\begin {align*} y^{\prime } & =y\left ( y-1\right ) \left ( y-3\right ) \\ y\left ( 0\right ) & =4 \end {align*}
A solution exist an is unique. Integrating gives
\begin {align} \int \frac {dy}{y\left ( y-1\right ) \left ( y-3\right ) } & =\int dx\qquad y\left ( y-1\right ) \left ( y-3\right ) \neq 0\nonumber \\ \frac {1}{3}\ln y+\frac {1}{6}\ln \left ( y-3\right ) -\frac {1}{2}\ln \left ( y-1\right ) & =x+c_{1} \tag {1} \end {align}
Applying initial conditions gives\begin {align*} \frac {1}{3}\ln 4+\frac {1}{6}\ln \left ( 1\right ) -\frac {1}{2}\ln \left ( 3\right ) & =c_{1}\\ \frac {1}{3}\ln 4-\frac {1}{2}\ln \left ( 3\right ) & =c_{1} \end {align*}
Hence the solution from (1) is\[ \frac {1}{3}\ln y+\frac {1}{6}\ln \left ( y-3\right ) -\frac {1}{2}\ln \left ( y-1\right ) =x+\frac {1}{3}\ln 4-\frac {1}{2}\ln \left ( 3\right ) \] Lets see what happens if we convert to exponential first.
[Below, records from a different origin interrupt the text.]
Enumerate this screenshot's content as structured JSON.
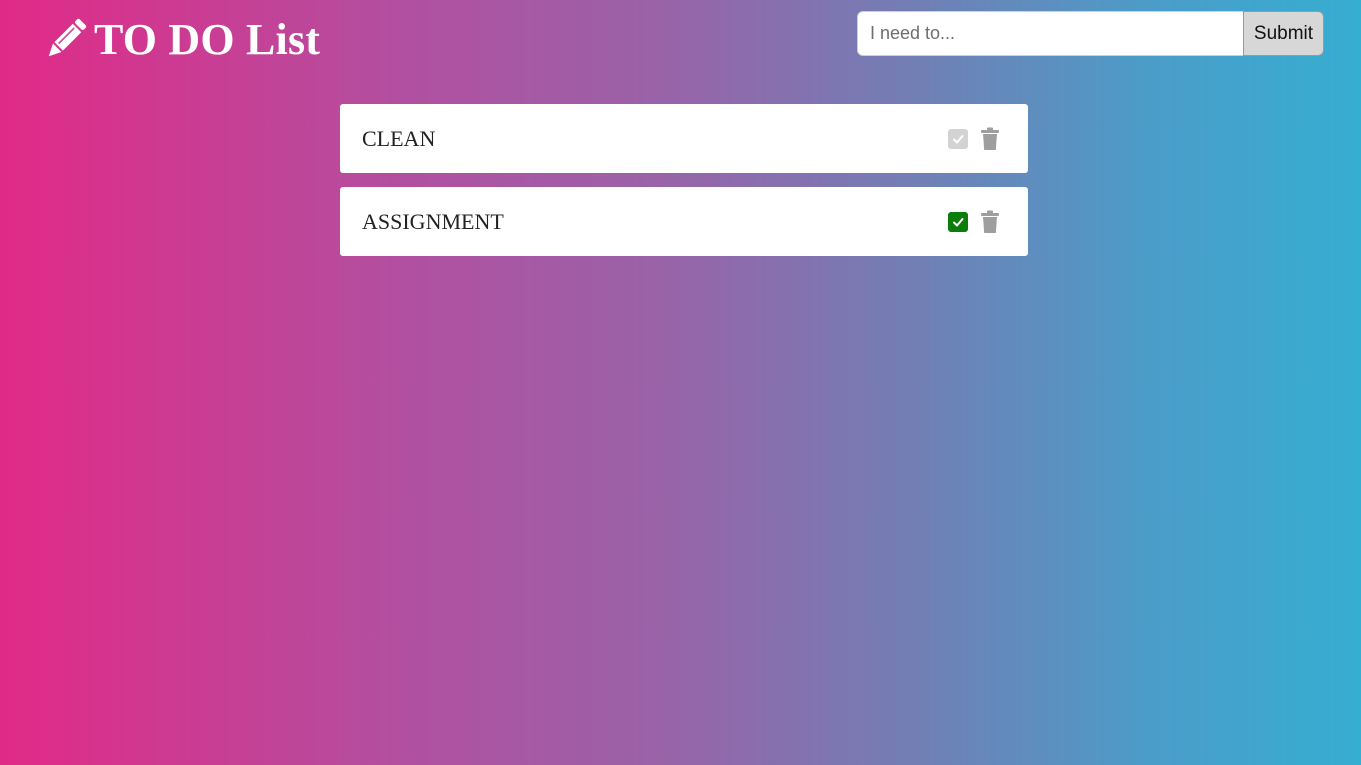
{
  "header": {
    "title": "TO DO List",
    "icon": "pencil-icon"
  },
  "form": {
    "placeholder": "I need to...",
    "value": "",
    "submit_label": "Submit"
  },
  "tasks": [
    {
      "text": "CLEAN",
      "completed": false,
      "check_color": "#d3d3d3"
    },
    {
      "text": "ASSIGNMENT",
      "completed": true,
      "check_color": "#0a7d0a"
    }
  ],
  "colors": {
    "gradient_start": "#e12a87",
    "gradient_end": "#36aed1",
    "trash": "#9e9e9e"
  }
}
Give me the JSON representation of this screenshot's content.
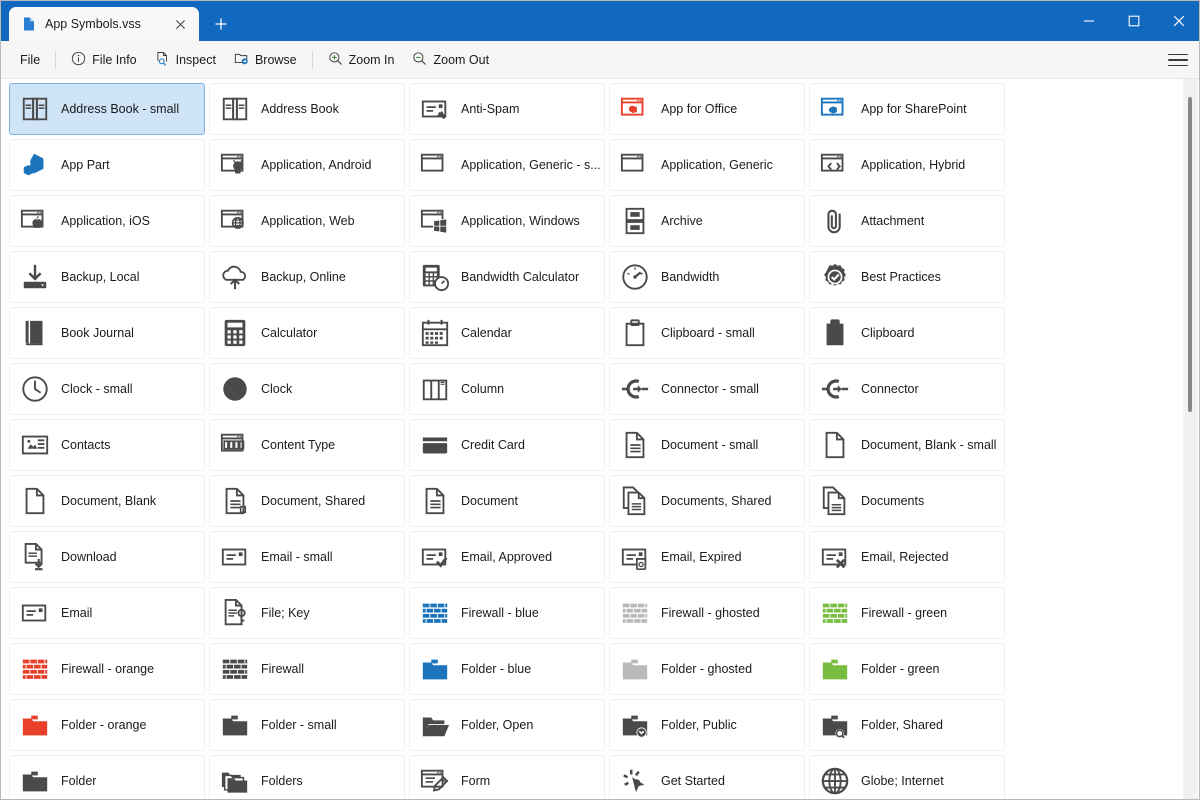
{
  "window": {
    "tab": {
      "title": "App Symbols.vss",
      "icon": "file-icon",
      "close_icon": "close-icon"
    },
    "new_tab_icon": "plus-icon",
    "controls": {
      "minimize": "minimize-icon",
      "maximize": "maximize-icon",
      "close": "close-icon"
    },
    "accent_color": "#1068bf"
  },
  "toolbar": {
    "file_label": "File",
    "items": [
      {
        "label": "File Info",
        "icon": "info-circle-icon"
      },
      {
        "label": "Inspect",
        "icon": "inspect-page-icon"
      },
      {
        "label": "Browse",
        "icon": "browse-folder-icon"
      },
      {
        "label": "Zoom In",
        "icon": "zoom-in-icon"
      },
      {
        "label": "Zoom Out",
        "icon": "zoom-out-icon"
      }
    ],
    "menu_icon": "hamburger-icon"
  },
  "scrollbar": {
    "orientation": "vertical",
    "thumb_top_pct": 2.5,
    "thumb_height_pct": 44
  },
  "colors": {
    "selection_bg": "#cfe4f7",
    "selection_border": "#7fb3e0",
    "icon_dark": "#4a4a4a",
    "icon_blue": "#1b74bc",
    "icon_orange": "#e8402a",
    "icon_green": "#78bd40",
    "icon_ghost": "#b9b9b9"
  },
  "grid": {
    "columns": 5,
    "selected_index": 0,
    "items": [
      {
        "label": "Address Book - small",
        "icon": "address-book-small-icon",
        "color": "dark"
      },
      {
        "label": "Address Book",
        "icon": "address-book-icon",
        "color": "dark"
      },
      {
        "label": "Anti-Spam",
        "icon": "anti-spam-icon",
        "color": "dark"
      },
      {
        "label": "App for Office",
        "icon": "app-for-office-icon",
        "color": "orange"
      },
      {
        "label": "App for SharePoint",
        "icon": "app-for-sharepoint-icon",
        "color": "blue"
      },
      {
        "label": "App Part",
        "icon": "app-part-icon",
        "color": "blue"
      },
      {
        "label": "Application, Android",
        "icon": "application-android-icon",
        "color": "dark"
      },
      {
        "label": "Application, Generic - s...",
        "icon": "application-generic-small-icon",
        "color": "dark"
      },
      {
        "label": "Application, Generic",
        "icon": "application-generic-icon",
        "color": "dark"
      },
      {
        "label": "Application, Hybrid",
        "icon": "application-hybrid-icon",
        "color": "dark"
      },
      {
        "label": "Application, iOS",
        "icon": "application-ios-icon",
        "color": "dark"
      },
      {
        "label": "Application, Web",
        "icon": "application-web-icon",
        "color": "dark"
      },
      {
        "label": "Application, Windows",
        "icon": "application-windows-icon",
        "color": "dark"
      },
      {
        "label": "Archive",
        "icon": "archive-icon",
        "color": "dark"
      },
      {
        "label": "Attachment",
        "icon": "attachment-icon",
        "color": "dark"
      },
      {
        "label": "Backup, Local",
        "icon": "backup-local-icon",
        "color": "dark"
      },
      {
        "label": "Backup, Online",
        "icon": "backup-online-icon",
        "color": "dark"
      },
      {
        "label": "Bandwidth Calculator",
        "icon": "bandwidth-calculator-icon",
        "color": "dark"
      },
      {
        "label": "Bandwidth",
        "icon": "bandwidth-icon",
        "color": "dark"
      },
      {
        "label": "Best Practices",
        "icon": "best-practices-icon",
        "color": "dark"
      },
      {
        "label": "Book Journal",
        "icon": "book-journal-icon",
        "color": "dark"
      },
      {
        "label": "Calculator",
        "icon": "calculator-icon",
        "color": "dark"
      },
      {
        "label": "Calendar",
        "icon": "calendar-icon",
        "color": "dark"
      },
      {
        "label": "Clipboard - small",
        "icon": "clipboard-small-icon",
        "color": "dark"
      },
      {
        "label": "Clipboard",
        "icon": "clipboard-icon",
        "color": "dark"
      },
      {
        "label": "Clock - small",
        "icon": "clock-small-icon",
        "color": "dark"
      },
      {
        "label": "Clock",
        "icon": "clock-icon",
        "color": "dark"
      },
      {
        "label": "Column",
        "icon": "column-icon",
        "color": "dark"
      },
      {
        "label": "Connector - small",
        "icon": "connector-small-icon",
        "color": "dark"
      },
      {
        "label": "Connector",
        "icon": "connector-icon",
        "color": "dark"
      },
      {
        "label": "Contacts",
        "icon": "contacts-icon",
        "color": "dark"
      },
      {
        "label": "Content Type",
        "icon": "content-type-icon",
        "color": "dark"
      },
      {
        "label": "Credit Card",
        "icon": "credit-card-icon",
        "color": "dark"
      },
      {
        "label": "Document - small",
        "icon": "document-small-icon",
        "color": "dark"
      },
      {
        "label": "Document, Blank - small",
        "icon": "document-blank-small-icon",
        "color": "dark"
      },
      {
        "label": "Document, Blank",
        "icon": "document-blank-icon",
        "color": "dark"
      },
      {
        "label": "Document, Shared",
        "icon": "document-shared-icon",
        "color": "dark"
      },
      {
        "label": "Document",
        "icon": "document-icon",
        "color": "dark"
      },
      {
        "label": "Documents, Shared",
        "icon": "documents-shared-icon",
        "color": "dark"
      },
      {
        "label": "Documents",
        "icon": "documents-icon",
        "color": "dark"
      },
      {
        "label": "Download",
        "icon": "download-icon",
        "color": "dark"
      },
      {
        "label": "Email - small",
        "icon": "email-small-icon",
        "color": "dark"
      },
      {
        "label": "Email, Approved",
        "icon": "email-approved-icon",
        "color": "dark"
      },
      {
        "label": "Email, Expired",
        "icon": "email-expired-icon",
        "color": "dark"
      },
      {
        "label": "Email, Rejected",
        "icon": "email-rejected-icon",
        "color": "dark"
      },
      {
        "label": "Email",
        "icon": "email-icon",
        "color": "dark"
      },
      {
        "label": "File; Key",
        "icon": "file-key-icon",
        "color": "dark"
      },
      {
        "label": "Firewall - blue",
        "icon": "firewall-blue-icon",
        "color": "blue"
      },
      {
        "label": "Firewall - ghosted",
        "icon": "firewall-ghosted-icon",
        "color": "ghost"
      },
      {
        "label": "Firewall - green",
        "icon": "firewall-green-icon",
        "color": "green"
      },
      {
        "label": "Firewall - orange",
        "icon": "firewall-orange-icon",
        "color": "orange"
      },
      {
        "label": "Firewall",
        "icon": "firewall-icon",
        "color": "dark"
      },
      {
        "label": "Folder - blue",
        "icon": "folder-blue-icon",
        "color": "blue"
      },
      {
        "label": "Folder - ghosted",
        "icon": "folder-ghosted-icon",
        "color": "ghost"
      },
      {
        "label": "Folder - green",
        "icon": "folder-green-icon",
        "color": "green"
      },
      {
        "label": "Folder - orange",
        "icon": "folder-orange-icon",
        "color": "orange"
      },
      {
        "label": "Folder - small",
        "icon": "folder-small-icon",
        "color": "dark"
      },
      {
        "label": "Folder, Open",
        "icon": "folder-open-icon",
        "color": "dark"
      },
      {
        "label": "Folder, Public",
        "icon": "folder-public-icon",
        "color": "dark"
      },
      {
        "label": "Folder, Shared",
        "icon": "folder-shared-icon",
        "color": "dark"
      },
      {
        "label": "Folder",
        "icon": "folder-icon",
        "color": "dark"
      },
      {
        "label": "Folders",
        "icon": "folders-icon",
        "color": "dark"
      },
      {
        "label": "Form",
        "icon": "form-icon",
        "color": "dark"
      },
      {
        "label": "Get Started",
        "icon": "get-started-icon",
        "color": "dark"
      },
      {
        "label": "Globe; Internet",
        "icon": "globe-internet-icon",
        "color": "dark"
      }
    ]
  }
}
Applying exponential to both sides of (1) gives\begin {align} \exp \left ( \ln y^{\frac {1}{3}}+\ln \left ( y-3\right ) ^{\frac {1}{6}}+\ln \left ( y-1\right ) ^{\frac {-1}{2}}\right ) & =c_{2}e^{x}\nonumber \\ y^{\frac {1}{3}}\left ( y-3\right ) ^{\frac {1}{6}}\left ( \frac {1}{\sqrt {y-1}}\right ) & =c_{2}e^{x}\nonumber \\ \frac {y^{\frac {1}{3}}\left ( y-3\right ) ^{\frac {1}{6}}}{\sqrt {y-1}} & =c_{2}e^{x} \tag {2} \end {align}
At IC\begin {align*} \frac {4^{\frac {1}{3}}\left ( 4-3\right ) ^{\frac {1}{6}}}{\sqrt {4-1}} & =c_{2}\\ \frac {4^{\frac {1}{3}}}{\sqrt {3}} & =c_{2} \end {align*}
Hence the solution from (2) is\[ \frac {y^{\frac {1}{3}}\left ( y-3\right ) ^{\frac {1}{6}}}{\sqrt {y-1}}=\frac {4^{\frac {1}{3}}}{\sqrt {3}}e^{x}\] And this is also correct. I prefer to convert to exponential when the solution has the form \(f\left ( y\right ) =cg\left ( x\right ) \) where \(f\left ( y\right ) \) is made up of all \(\ln \) as functions of \(y\). This makes finding constant of integration easier in all cases.